Jinx's fingers tremble over her knee. The swallow she forces down clings like ash to her throat. "Then," she whispers, "then what do I—what do I do?"
Sevika's mouth curls at a snarl.
"You be." A final drag: the cigarette crushed into the tray, among a litter of countless others. "Whatever you need for yourself, first. Damn the rest."
Silco, in his own ways, had told her the same. Cradled her head beneath the cold drape of the Pilt's waves, with the gentlest sweep of his thumb: as though she were still only a scrappy street-cat of a girl, eleven years old and raging at the world. As though he were lowering himself back down into the place of his rebirth, where he had reforged himself, rebuilt himself.
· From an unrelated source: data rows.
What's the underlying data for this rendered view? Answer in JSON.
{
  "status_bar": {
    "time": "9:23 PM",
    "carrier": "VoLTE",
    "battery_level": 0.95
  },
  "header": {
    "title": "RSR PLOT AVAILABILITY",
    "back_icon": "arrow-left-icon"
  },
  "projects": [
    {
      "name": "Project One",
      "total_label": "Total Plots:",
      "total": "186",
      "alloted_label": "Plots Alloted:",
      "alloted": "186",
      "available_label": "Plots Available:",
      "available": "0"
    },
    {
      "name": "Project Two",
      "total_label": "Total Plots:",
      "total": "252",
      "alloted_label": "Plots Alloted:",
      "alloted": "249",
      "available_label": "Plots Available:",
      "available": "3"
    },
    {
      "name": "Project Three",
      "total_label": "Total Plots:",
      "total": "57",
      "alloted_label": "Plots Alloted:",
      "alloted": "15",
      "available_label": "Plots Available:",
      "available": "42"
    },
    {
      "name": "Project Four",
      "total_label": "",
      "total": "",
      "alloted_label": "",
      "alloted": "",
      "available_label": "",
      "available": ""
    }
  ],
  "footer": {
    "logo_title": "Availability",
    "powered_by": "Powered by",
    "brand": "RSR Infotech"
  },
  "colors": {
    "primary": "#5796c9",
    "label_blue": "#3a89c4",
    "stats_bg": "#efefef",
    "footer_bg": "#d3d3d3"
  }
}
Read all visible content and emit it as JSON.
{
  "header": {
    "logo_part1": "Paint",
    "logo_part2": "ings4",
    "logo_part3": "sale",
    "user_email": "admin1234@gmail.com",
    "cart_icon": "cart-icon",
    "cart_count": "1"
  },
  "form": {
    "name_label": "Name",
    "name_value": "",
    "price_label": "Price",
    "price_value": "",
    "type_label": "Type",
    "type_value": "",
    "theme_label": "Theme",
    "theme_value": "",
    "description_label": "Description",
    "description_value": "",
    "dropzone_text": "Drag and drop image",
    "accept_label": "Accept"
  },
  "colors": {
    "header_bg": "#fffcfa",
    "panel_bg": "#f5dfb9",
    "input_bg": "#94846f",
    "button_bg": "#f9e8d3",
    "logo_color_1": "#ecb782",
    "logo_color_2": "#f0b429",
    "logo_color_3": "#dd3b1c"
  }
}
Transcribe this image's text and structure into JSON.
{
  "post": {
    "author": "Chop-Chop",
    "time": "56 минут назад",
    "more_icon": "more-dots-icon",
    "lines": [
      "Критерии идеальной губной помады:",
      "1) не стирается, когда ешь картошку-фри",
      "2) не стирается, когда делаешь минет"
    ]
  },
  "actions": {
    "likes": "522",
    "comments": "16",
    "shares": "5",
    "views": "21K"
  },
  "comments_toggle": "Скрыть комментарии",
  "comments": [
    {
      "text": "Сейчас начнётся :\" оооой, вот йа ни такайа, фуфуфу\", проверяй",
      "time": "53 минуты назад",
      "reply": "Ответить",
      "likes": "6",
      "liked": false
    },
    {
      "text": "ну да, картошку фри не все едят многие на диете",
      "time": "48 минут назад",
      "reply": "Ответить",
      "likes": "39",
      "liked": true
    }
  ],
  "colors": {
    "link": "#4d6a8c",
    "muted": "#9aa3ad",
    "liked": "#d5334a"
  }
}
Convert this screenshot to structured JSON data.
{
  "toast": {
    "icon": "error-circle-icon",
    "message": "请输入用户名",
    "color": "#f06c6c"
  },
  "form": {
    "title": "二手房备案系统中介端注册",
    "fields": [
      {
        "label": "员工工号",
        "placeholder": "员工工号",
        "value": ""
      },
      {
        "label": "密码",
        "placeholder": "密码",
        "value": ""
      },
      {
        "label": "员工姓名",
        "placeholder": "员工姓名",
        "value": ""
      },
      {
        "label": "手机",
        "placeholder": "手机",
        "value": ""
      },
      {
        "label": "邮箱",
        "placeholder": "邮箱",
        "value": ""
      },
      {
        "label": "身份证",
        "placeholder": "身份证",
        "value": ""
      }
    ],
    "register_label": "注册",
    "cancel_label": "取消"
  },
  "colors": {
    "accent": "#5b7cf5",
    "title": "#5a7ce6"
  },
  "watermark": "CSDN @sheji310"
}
Where he'd found what he needed, to survive again.
She hadn't quite understood it all, then.
She'd been too lost in the silence of the waves, in the strange peace she'd found floating in the blackwater, in the warmth of his hand lifting her back to the surface. Lost in her own fears of going back to the terrors gnashing on the shores. Too exhausted to move, to come back to herself.
He'd carried her from the shallows, like he'd carried her back from the wreckage that day. They'd sat at the water's edge for hours, his coat draped over her shoulders, his eyes so faraway, and said nothing.
She thinks she might understand, now.